The last eukaryotic common ancestor was a remarkably complex cell with motile cilia built on a typical 9+2 microtubule array, capable of gliding motility, beating motility, and display of sensory receptors. Genomic, metagenomic, and transcriptomic sequence analyses have revealed that most of the proteins present in cilia today were also present in this common ancestor, pushing the initial evolution of cilia into the interval between divergence of eukaryotes from archaeal prokaryotes and divergence of extant eukaryotic clades beginning about one billion years ago.
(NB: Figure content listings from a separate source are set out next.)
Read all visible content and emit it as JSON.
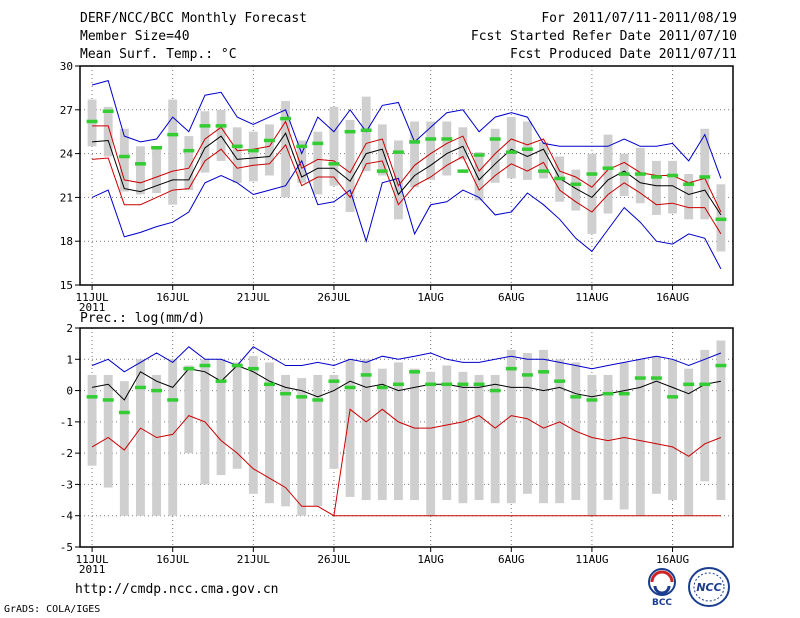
{
  "header": {
    "title": "DERF/NCC/BCC Monthly Forecast",
    "member_size": "Member Size=40",
    "variable": "Mean Surf. Temp.: °C",
    "period": "For 2011/07/11-2011/08/19",
    "started": "Fcst Started Refer Date 2011/07/10",
    "produced": "Fcst Produced Date 2011/07/11"
  },
  "footer": {
    "url": "http://cmdp.ncc.cma.gov.cn",
    "credit": "GrADS: COLA/IGES",
    "bcc_logo": "BCC",
    "ncc_logo": "NCC"
  },
  "x_axis": {
    "year_label": "2011",
    "ticks": [
      {
        "day": 1,
        "label": "11JUL"
      },
      {
        "day": 6,
        "label": "16JUL"
      },
      {
        "day": 11,
        "label": "21JUL"
      },
      {
        "day": 16,
        "label": "26JUL"
      },
      {
        "day": 22,
        "label": "1AUG"
      },
      {
        "day": 27,
        "label": "6AUG"
      },
      {
        "day": 32,
        "label": "11AUG"
      },
      {
        "day": 37,
        "label": "16AUG"
      }
    ]
  },
  "chart_data": [
    {
      "type": "box-line",
      "title": "Mean Surf. Temp.: °C",
      "x": [
        1,
        2,
        3,
        4,
        5,
        6,
        7,
        8,
        9,
        10,
        11,
        12,
        13,
        14,
        15,
        16,
        17,
        18,
        19,
        20,
        21,
        22,
        23,
        24,
        25,
        26,
        27,
        28,
        29,
        30,
        31,
        32,
        33,
        34,
        35,
        36,
        37,
        38,
        39,
        40
      ],
      "ylim": [
        15,
        30
      ],
      "yticks": [
        15,
        18,
        21,
        24,
        27,
        30
      ],
      "ytick_labels": [
        "15",
        "18",
        "21",
        "24",
        "27",
        "30"
      ],
      "series": [
        {
          "name": "max",
          "color": "#0000cc",
          "values": [
            21.0,
            21.5,
            18.3,
            18.6,
            19.0,
            19.3,
            20.0,
            22.0,
            22.5,
            22.0,
            21.2,
            21.5,
            21.8,
            23.5,
            20.5,
            20.7,
            21.5,
            18.0,
            22.0,
            22.3,
            18.5,
            20.5,
            20.7,
            21.5,
            21.0,
            19.8,
            20.0,
            21.3,
            20.5,
            19.5,
            18.2,
            17.3,
            18.8,
            20.3,
            19.3,
            18.0,
            17.8,
            18.5,
            18.2,
            16.1
          ]
        },
        {
          "name": "max_upper",
          "color": "#0000cc",
          "values": [
            28.7,
            29.0,
            25.2,
            24.8,
            25.0,
            26.5,
            25.5,
            28.0,
            28.2,
            26.5,
            26.0,
            26.5,
            27.0,
            24.0,
            26.5,
            25.5,
            27.0,
            25.5,
            27.3,
            27.5,
            24.8,
            25.8,
            26.8,
            27.0,
            25.5,
            26.5,
            26.8,
            26.5,
            24.7,
            24.5,
            24.5,
            24.5,
            24.5,
            25.0,
            24.5,
            24.5,
            24.7,
            23.5,
            25.3,
            22.3
          ]
        },
        {
          "name": "mean",
          "color": "#000000",
          "values": [
            24.8,
            24.9,
            21.6,
            21.4,
            21.8,
            22.2,
            22.2,
            24.4,
            25.2,
            23.6,
            23.7,
            23.8,
            25.4,
            22.4,
            23.0,
            23.0,
            22.1,
            24.0,
            24.3,
            21.2,
            22.5,
            23.2,
            24.0,
            24.5,
            22.2,
            23.3,
            24.3,
            23.8,
            24.3,
            22.3,
            21.6,
            21.0,
            22.2,
            22.8,
            22.0,
            21.8,
            21.8,
            21.2,
            21.5,
            19.8
          ]
        },
        {
          "name": "lower_pct",
          "color": "#cc0000",
          "values": [
            23.6,
            23.7,
            20.5,
            20.5,
            21.0,
            21.5,
            21.6,
            23.5,
            24.3,
            23.0,
            23.2,
            23.3,
            24.6,
            21.8,
            22.4,
            22.4,
            21.0,
            23.3,
            23.5,
            20.5,
            21.8,
            22.4,
            23.2,
            23.8,
            21.5,
            22.5,
            23.3,
            22.8,
            23.4,
            21.5,
            20.7,
            20.0,
            21.2,
            22.0,
            21.3,
            20.5,
            20.6,
            20.3,
            20.3,
            18.5
          ]
        },
        {
          "name": "upper_pct",
          "color": "#cc0000",
          "values": [
            25.9,
            25.9,
            22.2,
            22.0,
            22.4,
            22.8,
            23.0,
            25.0,
            25.8,
            24.2,
            24.3,
            24.5,
            26.2,
            23.0,
            23.6,
            23.5,
            22.7,
            24.7,
            25.0,
            21.8,
            23.2,
            24.0,
            24.7,
            25.2,
            22.8,
            24.0,
            25.0,
            24.6,
            25.0,
            22.8,
            22.4,
            21.7,
            22.9,
            23.4,
            22.7,
            22.5,
            22.5,
            22.0,
            22.3,
            20.0
          ]
        },
        {
          "name": "deterministic",
          "color": "#33cc33",
          "values": [
            26.2,
            26.9,
            23.8,
            23.3,
            24.4,
            25.3,
            24.2,
            25.9,
            25.9,
            24.5,
            24.2,
            24.9,
            26.4,
            24.5,
            24.7,
            23.3,
            25.5,
            25.6,
            22.8,
            24.1,
            24.8,
            25.0,
            25.0,
            22.8,
            23.9,
            25.0,
            24.1,
            24.3,
            22.8,
            22.3,
            21.9,
            22.6,
            23.0,
            22.6,
            22.6,
            22.4,
            22.5,
            21.9,
            22.4,
            19.5
          ]
        }
      ],
      "boxes": {
        "low": [
          24.5,
          23.8,
          21.4,
          21.2,
          21.3,
          20.5,
          21.5,
          22.7,
          23.5,
          22.0,
          22.1,
          22.5,
          21.0,
          22.0,
          21.2,
          21.8,
          20.0,
          22.8,
          22.5,
          19.5,
          21.7,
          22.2,
          22.5,
          23.6,
          20.8,
          22.0,
          22.3,
          22.2,
          22.3,
          20.7,
          20.1,
          18.5,
          19.9,
          21.1,
          20.6,
          19.8,
          19.9,
          19.5,
          19.5,
          17.3
        ],
        "high": [
          27.7,
          27.2,
          25.7,
          24.5,
          24.5,
          27.7,
          25.2,
          26.9,
          27.0,
          25.8,
          25.5,
          26.0,
          27.6,
          24.9,
          25.5,
          27.2,
          26.3,
          27.9,
          26.0,
          24.9,
          26.2,
          26.2,
          26.2,
          25.8,
          24.1,
          25.7,
          26.5,
          26.2,
          24.8,
          23.8,
          22.9,
          24.0,
          25.3,
          24.0,
          24.4,
          23.5,
          23.5,
          22.6,
          25.7,
          21.9
        ]
      }
    },
    {
      "type": "box-line",
      "title": "Prec.: log(mm/d)",
      "x": [
        1,
        2,
        3,
        4,
        5,
        6,
        7,
        8,
        9,
        10,
        11,
        12,
        13,
        14,
        15,
        16,
        17,
        18,
        19,
        20,
        21,
        22,
        23,
        24,
        25,
        26,
        27,
        28,
        29,
        30,
        31,
        32,
        33,
        34,
        35,
        36,
        37,
        38,
        39,
        40
      ],
      "ylim": [
        -5,
        2
      ],
      "yticks": [
        -5,
        -4,
        -3,
        -2,
        -1,
        0,
        1,
        2
      ],
      "ytick_labels": [
        "-5",
        "-4",
        "-3",
        "-2",
        "-1",
        "0",
        "1",
        "2"
      ],
      "series": [
        {
          "name": "max",
          "color": "#0000cc",
          "values": [
            0.8,
            1.0,
            0.6,
            0.9,
            1.2,
            0.9,
            1.4,
            1.0,
            1.0,
            0.8,
            1.4,
            1.1,
            0.8,
            0.8,
            0.9,
            0.8,
            1.0,
            0.9,
            1.1,
            1.0,
            1.1,
            1.2,
            1.0,
            0.9,
            0.9,
            1.0,
            1.1,
            1.0,
            1.0,
            0.9,
            0.8,
            0.7,
            0.8,
            0.9,
            1.0,
            1.1,
            1.0,
            0.8,
            1.0,
            1.2
          ]
        },
        {
          "name": "mean",
          "color": "#000000",
          "values": [
            0.1,
            0.2,
            -0.3,
            0.6,
            0.3,
            0.1,
            0.7,
            0.6,
            0.3,
            0.8,
            0.6,
            0.3,
            0.1,
            0.0,
            -0.2,
            0.0,
            0.3,
            0.1,
            0.2,
            0.0,
            0.1,
            0.2,
            0.2,
            0.1,
            0.1,
            0.2,
            0.1,
            0.1,
            0.0,
            0.1,
            -0.1,
            -0.2,
            -0.1,
            0.0,
            0.1,
            0.3,
            0.1,
            -0.1,
            0.2,
            0.3
          ]
        },
        {
          "name": "min",
          "color": "#cc0000",
          "values": [
            -1.8,
            -1.5,
            -1.9,
            -1.2,
            -1.5,
            -1.4,
            -0.8,
            -1.0,
            -1.6,
            -2.0,
            -2.5,
            -2.8,
            -3.1,
            -3.7,
            -3.7,
            -4.0,
            -4.0,
            -4.0,
            -4.0,
            -4.0,
            -4.0,
            -4.0,
            -4.0,
            -4.0,
            -4.0,
            -4.0,
            -4.0,
            -4.0,
            -4.0,
            -4.0,
            -4.0,
            -4.0,
            -4.0,
            -4.0,
            -4.0,
            -4.0,
            -4.0,
            -4.0,
            -4.0,
            -4.0
          ]
        },
        {
          "name": "member_min",
          "color": "#cc0000",
          "values": [
            null,
            null,
            null,
            null,
            null,
            null,
            null,
            null,
            null,
            null,
            null,
            null,
            null,
            null,
            null,
            -4.0,
            -0.6,
            -1.0,
            -0.6,
            -1.0,
            -1.2,
            -1.2,
            -1.1,
            -1.0,
            -0.8,
            -1.2,
            -0.8,
            -0.9,
            -1.2,
            -1.0,
            -1.3,
            -1.5,
            -1.6,
            -1.5,
            -1.6,
            -1.7,
            -1.8,
            -2.1,
            -1.7,
            -1.5
          ]
        },
        {
          "name": "deterministic",
          "color": "#33cc33",
          "values": [
            -0.2,
            -0.3,
            -0.7,
            0.1,
            0.0,
            -0.3,
            0.7,
            0.8,
            0.3,
            0.8,
            0.7,
            0.2,
            -0.1,
            -0.2,
            -0.3,
            0.3,
            0.1,
            0.5,
            0.1,
            0.2,
            0.6,
            0.2,
            0.2,
            0.2,
            0.2,
            0.0,
            0.7,
            0.5,
            0.6,
            0.3,
            -0.2,
            -0.3,
            -0.1,
            -0.1,
            0.4,
            0.4,
            -0.2,
            0.2,
            0.2,
            0.8
          ]
        }
      ],
      "boxes": {
        "low": [
          -2.4,
          -3.1,
          -4.0,
          -4.0,
          -4.0,
          -4.0,
          -2.0,
          -3.0,
          -2.7,
          -2.5,
          -3.3,
          -3.6,
          -3.7,
          -4.0,
          -3.7,
          -2.5,
          -3.4,
          -3.5,
          -3.5,
          -3.5,
          -3.5,
          -4.0,
          -3.5,
          -3.6,
          -3.5,
          -3.6,
          -3.6,
          -3.3,
          -3.6,
          -3.6,
          -3.5,
          -4.0,
          -3.5,
          -3.8,
          -4.0,
          -3.3,
          -3.5,
          -4.0,
          -2.9,
          -3.5
        ],
        "high": [
          0.5,
          0.5,
          0.3,
          1.0,
          0.5,
          1.0,
          0.8,
          1.0,
          1.0,
          0.9,
          1.1,
          0.9,
          0.5,
          0.4,
          0.5,
          0.5,
          1.0,
          1.0,
          0.7,
          0.9,
          0.7,
          0.6,
          0.8,
          0.6,
          0.5,
          0.5,
          1.3,
          1.2,
          1.3,
          1.0,
          0.9,
          0.5,
          0.5,
          0.9,
          1.0,
          1.1,
          1.0,
          0.7,
          1.3,
          1.6
        ]
      }
    }
  ]
}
Diversification into modern organisms may be traced by relatively subtle changes in ciliary architecture but by more radical changes in regulation of bending patterns and by many instances of reduction or loss of cilia. Ciliary based signaling through sensory receptors, although present ancestrally, has shown the greatest clade- and cell-type-specific expansion in the repertoire of these versatile organelles.